Figure 8|Reconstruction of motor end plates 12 weeks after sciatic nerve injury and BCS repair.
Twelve weeks after surgery, stained AChE was brown, smooth edged, and had a clear structure in the SHAM group (Figure 8A). In the LC and ET groups, stained AChE was only observed occasionally. In the ANG and BCS groups, stained AChE was numerous, indicating the recovery of AChE activity. There was no significant difference in the IOD of AChE staining between the two groups (ANG: 848.6 ± 79.1; BCS: 829.2 ± 93.7; P = 0.745, n = 5, Figure 8B), but it was less for both than for the SHAM group (1457.8 ± 166.7, P < 0.01).

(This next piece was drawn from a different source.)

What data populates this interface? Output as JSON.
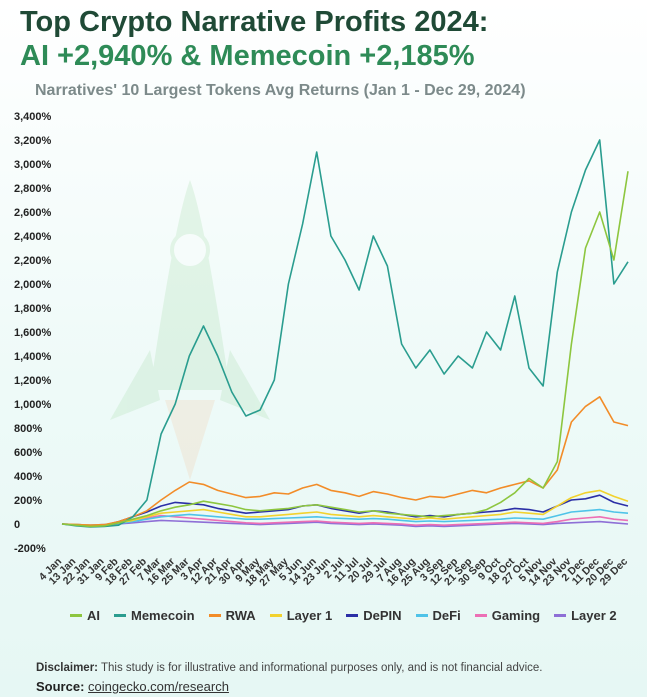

To detect the remodeling of motor endplates in the rats, sections of the left tibialis anterior muscle were stained with SYN and BTX and analyzed for immunofluorescence. In the SHAM group, clear motor endplate structures were observed, including SYN+ presynaptic membranes and BTX+ postsynaptic membranes (Figure 8C). Similarly, numerous marked motor endplates were observed in the ANG and BCS groups. In contrast, the structures were rarely observed in the presynaptic and post-synaptic membranes of the LC and ET groups, indicating a severe loss of motor function. There was no significant difference in the reconstructed motor endplate areas between the ANG and BCS groups (ANG: 2018.0 ± 347.2 μm2; BCS: 1812.2 ± 148.6 μm2; P = 0.128, n = 5, Figure 8D), but both areas were smaller than what was seen in the SHAM group (2679.6 ± 258.8 μm2, P < 0.01). This suggests that regenerated nerves and muscles can help rebuild the motor endplate, thus restoring the contractive function of muscles.